Agosto è finito: qualcuno è stato in vacanza, qualcun altro è rimasto a casa, più o meno tutti hanno percepito il clima un po’ sospeso di questo periodo, anche solo a causa delle città un po’ più vuote e dei negozi un po’ più chiusi. Settembre coincide con il rientro, anche per chi non va più a scuola. Predispone ai nuovi inizi, anche per chi ha a che fare soltanto con la quotidianità, che comprende i piccoli o grandi problemi irrisolti che tutti noi affrontiamo nella vita e che, se possiamo, mettiamo in pausa durante le vacanze.
Quest’anno però è diverso. L’inizio corrisponde con la presa d’atto che stiamo vivendo una delle più grandi tragedie umanitarie. Migliaia di persone di altri Paesi, lontani e diversi dal nostro, stanno tentando di fuggire dalle loro terre per cercare rifugio e una nuova vita da qualche altre parte in Europa. Tutto questo non è cominciato ieri, ma ora la percezione di quello che sta accadendo diventa di giorno in giorno più forte, complici sia le immagini di morti grandi e piccoli sulle spiagge che vediamo girare sul web prima ancora che sulla carta stampata e in tv, sia la presenza fisica di stranieri che vediamo vagare nelle nostre città.


Il miglior insegnamento, di solito, è l’esempio.
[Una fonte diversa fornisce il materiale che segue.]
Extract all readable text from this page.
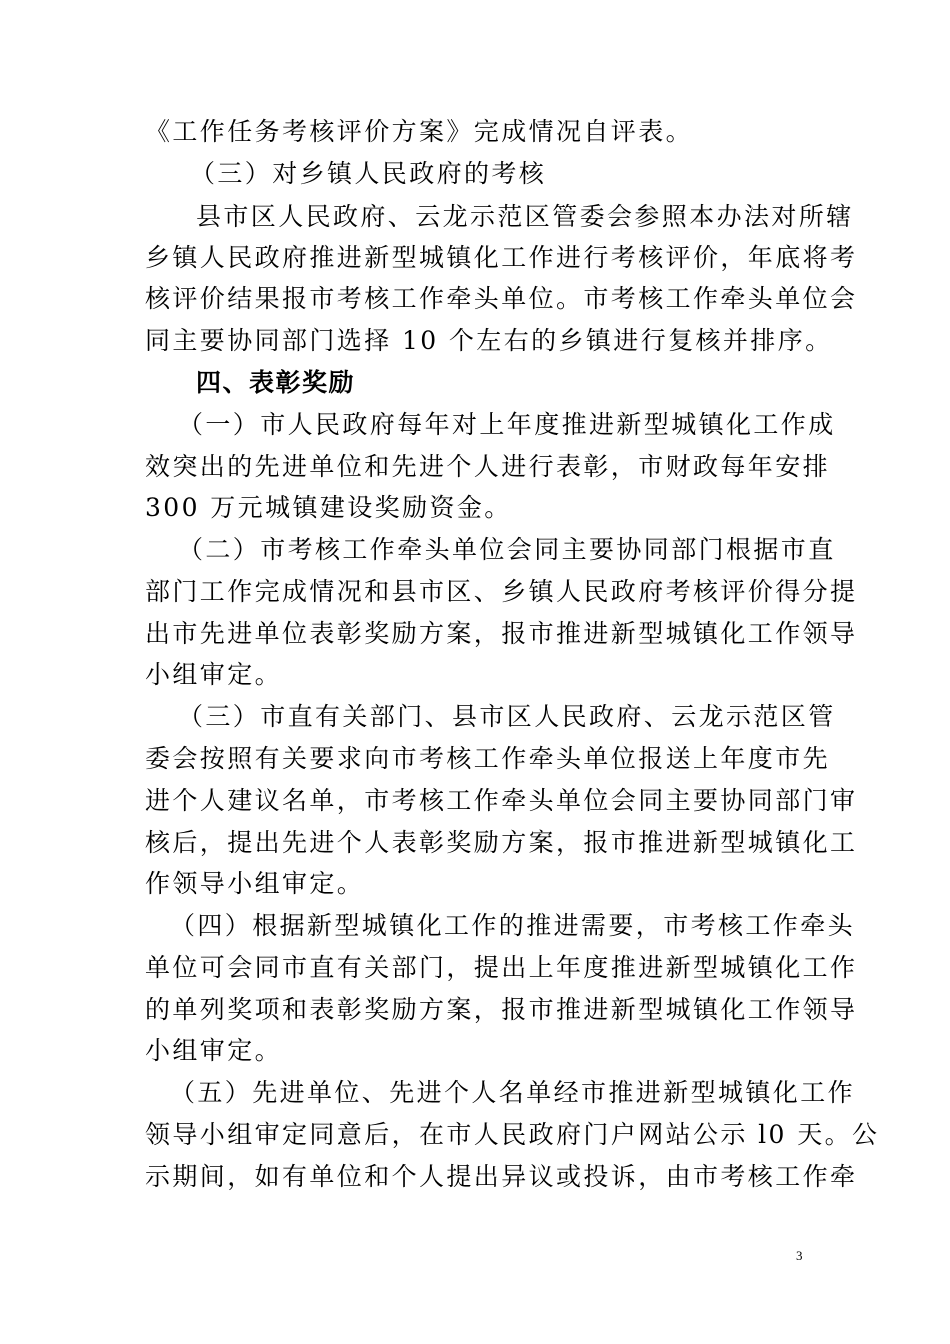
《工作任务考核评价方案》完成情况自评表。
（三）对乡镇人民政府的考核
县市区人民政府、云龙示范区管委会参照本办法对所辖
乡镇人民政府推进新型城镇化工作进行考核评价，年底将考
核评价结果报市考核工作牵头单位。市考核工作牵头单位会
同主要协同部门选择 10 个左右的乡镇进行复核并排序。
四、表彰奖励
（一）市人民政府每年对上年度推进新型城镇化工作成
效突出的先进单位和先进个人进行表彰，市财政每年安排
300 万元城镇建设奖励资金。
（二）市考核工作牵头单位会同主要协同部门根据市直
部门工作完成情况和县市区、乡镇人民政府考核评价得分提
出市先进单位表彰奖励方案，报市推进新型城镇化工作领导
小组审定。
（三）市直有关部门、县市区人民政府、云龙示范区管
委会按照有关要求向市考核工作牵头单位报送上年度市先
进个人建议名单，市考核工作牵头单位会同主要协同部门审
核后，提出先进个人表彰奖励方案，报市推进新型城镇化工
作领导小组审定。
（四）根据新型城镇化工作的推进需要，市考核工作牵头
单位可会同市直有关部门，提出上年度推进新型城镇化工作
的单列奖项和表彰奖励方案，报市推进新型城镇化工作领导
小组审定。
（五）先进单位、先进个人名单经市推进新型城镇化工作
领导小组审定同意后，在市人民政府门户网站公示 l0 天。公
示期间，如有单位和个人提出异议或投诉，由市考核工作牵
3
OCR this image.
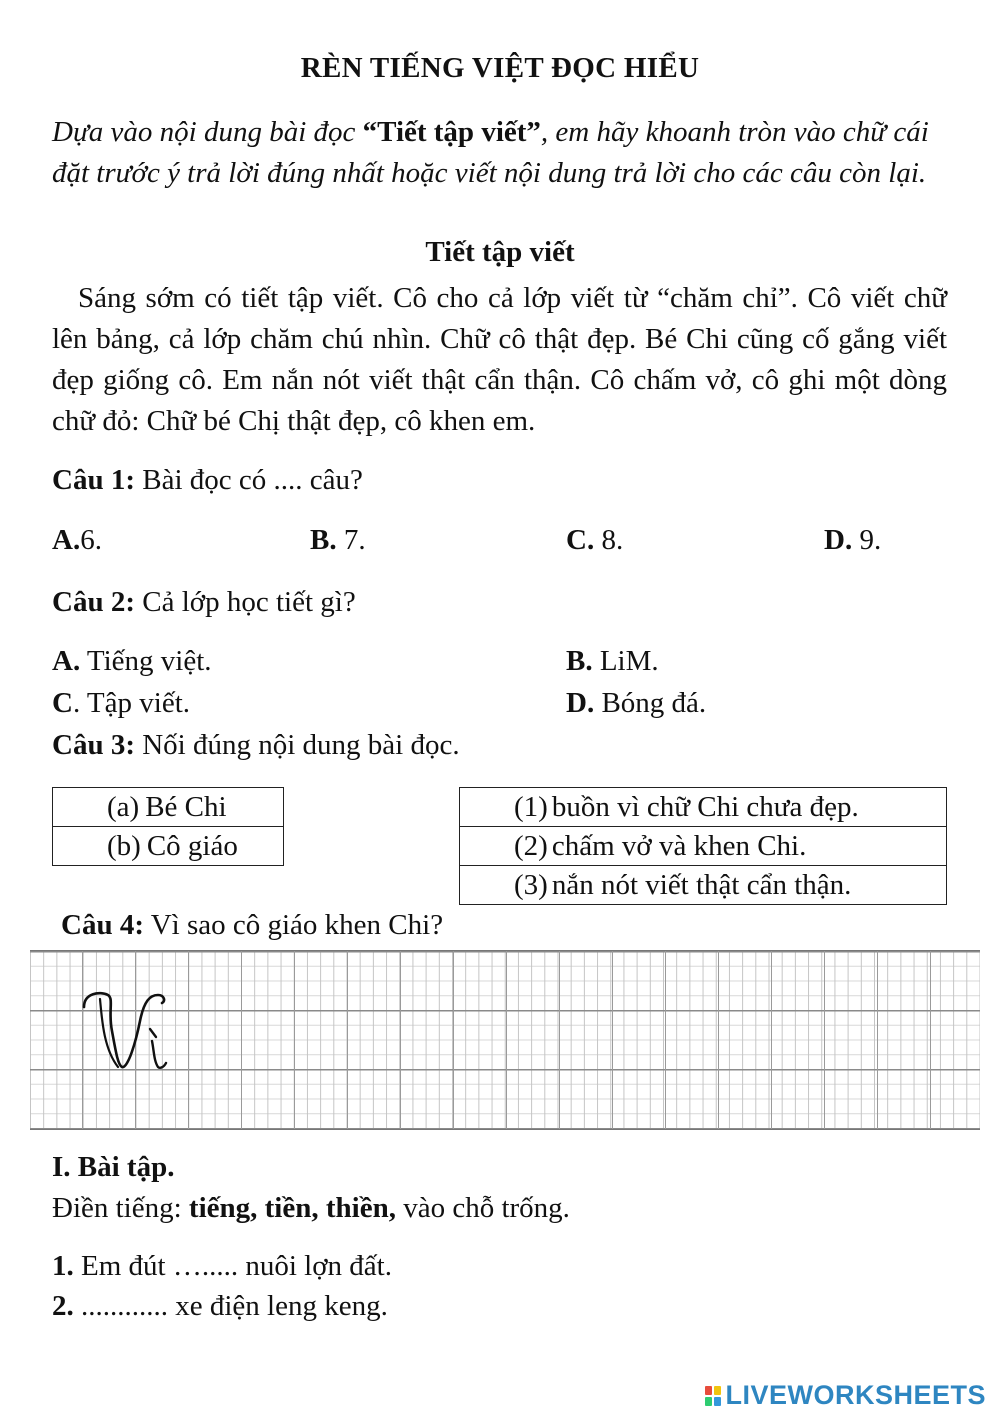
RÈN TIẾNG VIỆT ĐỌC HIỂU
Dựa vào nội dung bài đọc “Tiết tập viết”, em hãy khoanh tròn vào chữ cái đặt trước ý trả lời đúng nhất hoặc viết nội dung trả lời cho các câu còn lại.
Tiết tập viết
Sáng sớm có tiết tập viết. Cô cho cả lớp viết từ “chăm chỉ”. Cô viết chữ lên bảng, cả lớp chăm chú nhìn. Chữ cô thật đẹp. Bé Chi cũng cố gắng viết đẹp giống cô. Em nắn nót viết thật cẩn thận. Cô chấm vở, cô ghi một dòng chữ đỏ: Chữ bé Chị thật đẹp, cô khen em.
Câu 1: Bài đọc có .... câu?
A.6.	B. 7.	C. 8.	D. 9.
Câu 2: Cả lớp học tiết gì?
A. Tiếng việt.	B. LiM.
C. Tập viết.	D. Bóng đá.
Câu 3: Nối đúng nội dung bài đọc.
(a) Bé Chi
(b) Cô giáo
(1) buồn vì chữ Chi chưa đẹp.
(2) chấm vở và khen Chi.
(3) nắn nót viết thật cẩn thận.
Câu 4: Vì sao cô giáo khen Chi?
I. Bài tập.
Điền tiếng: tiếng, tiền, thiền, vào chỗ trống.
1. Em đút …..... nuôi lợn đất.
2. ............ xe điện leng keng.
LIVEWORKSHEETS
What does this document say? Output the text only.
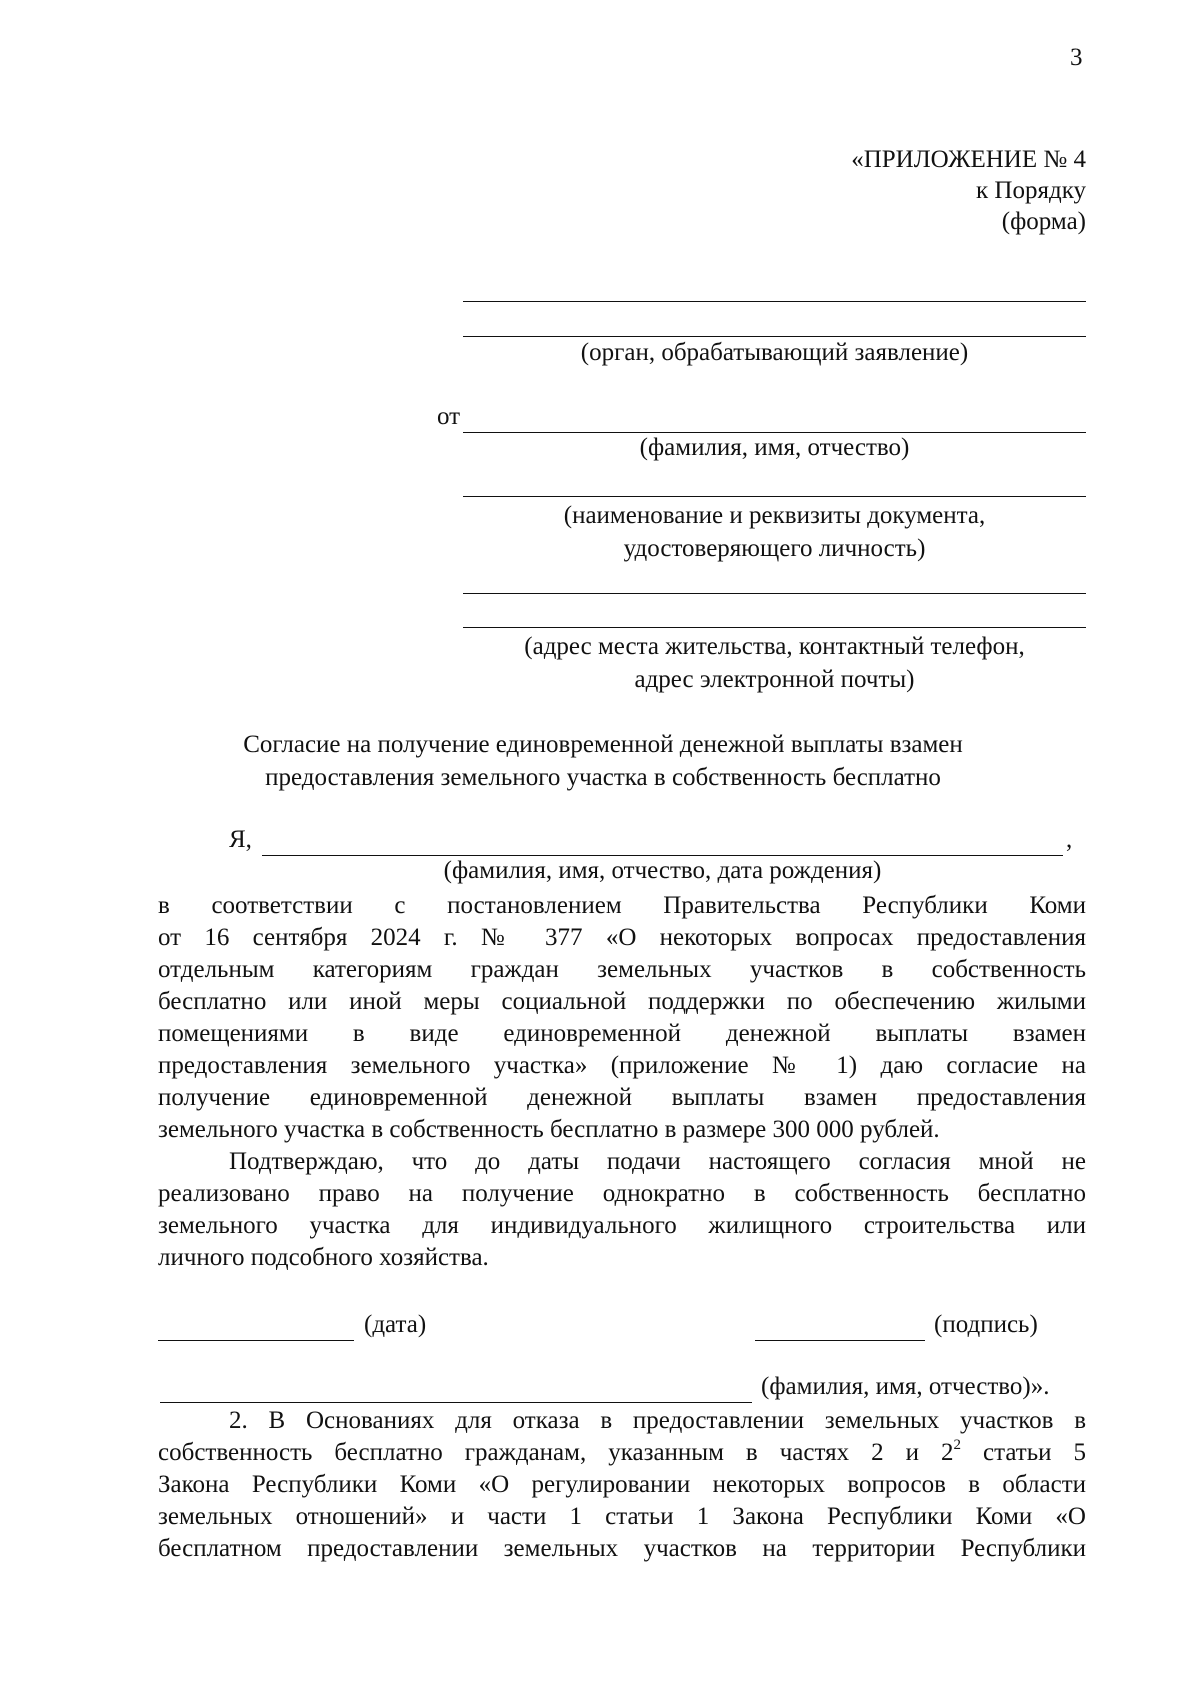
3
«ПРИЛОЖЕНИЕ № 4
к Порядку
(форма)
(орган, обрабатывающий заявление)
от
(фамилия, имя, отчество)
(наименование и реквизиты документа,
удостоверяющего личность)
(адрес места жительства, контактный телефон,
адрес электронной почты)
Согласие на получение единовременной денежной выплаты взамен
предоставления земельного участка в собственность бесплатно
Я,	,
(фамилия, имя, отчество, дата рождения)
в соответствии с постановлением Правительства Республики Коми
от 16 сентября 2024 г. № 377 «О некоторых вопросах предоставления
отдельным категориям граждан земельных участков в собственность
бесплатно или иной меры социальной поддержки по обеспечению жилыми
помещениями в виде единовременной денежной выплаты взамен
предоставления земельного участка» (приложение № 1) даю согласие на
получение единовременной денежной выплаты взамен предоставления
земельного участка в собственность бесплатно в размере 300 000 рублей.
Подтверждаю, что до даты подачи настоящего согласия мной не
реализовано право на получение однократно в собственность бесплатно
земельного участка для индивидуального жилищного строительства или
личного подсобного хозяйства.
(дата)	(подпись)
(фамилия, имя, отчество)».
2. В Основаниях для отказа в предоставлении земельных участков в
собственность бесплатно гражданам, указанным в частях 2 и $2^2$ статьи 5
Закона Республики Коми «О регулировании некоторых вопросов в области
земельных отношений» и части 1 статьи 1 Закона Республики Коми «О
бесплатном предоставлении земельных участков на территории Республики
A me è capitato con i viaggi. Mi è sempre piaciuto partire per mete poco conosciute e battute, anche se vicine dal punto di vista geografico. Come ad esempio i Balcani. Quando anni fa ho cominciato ad andare in Bosnia o più recentemente in Albania, alcuni mi hanno chiesto: “Ma cosa vai a vedere là?”. Perché è normale pensare che il viaggio coincida con la visita a musei e la scoperta di monumenti o paesaggi. Tutte cose che, peraltro, io amo fare. Tutte cose che esistono ovunque, soltanto che lo ignoriamo. “Vado a vedere quello che c’è”, è sempre stata la mia risposta. Perché penso che avere la possibilità di andare a vedere quello che c’è in altre parti del mondo sia una delle cose più interessanti da fare nella vita. E quando torno, non soltanto sana e salva da questi luoghi, ma soprattutto arricchita da storie e incontri e con tante belle foto da mostrare, mi accorgo che la paura negli altri diminuisce. E che cominciano le domande e l’interesse. Significa che sono riuscita, soltanto con l’esempio, senza tentare di convincere nessuno, a creare una breccia in quella paura.

Sarebbe bello che i Governi dei vari Paesi europei decidessero di gestire davvero questa emergenza umanitaria e, ad esempio, chiamassero a raccolta quelli che non hanno paura. E sarebbe bello che ognuno di noi cercasse di capire quello che può fare per dare una mano, mettendo in pausa per un attimo il proprio quotidiano. Così dovrebbe cominciare questo settembre per essere davvero il migliore dei nuovi inizi.
Le immagini di questo post le ho scattate nella Galleria d’arte della città di Sofia, una delle mete del mio viaggio di agosto.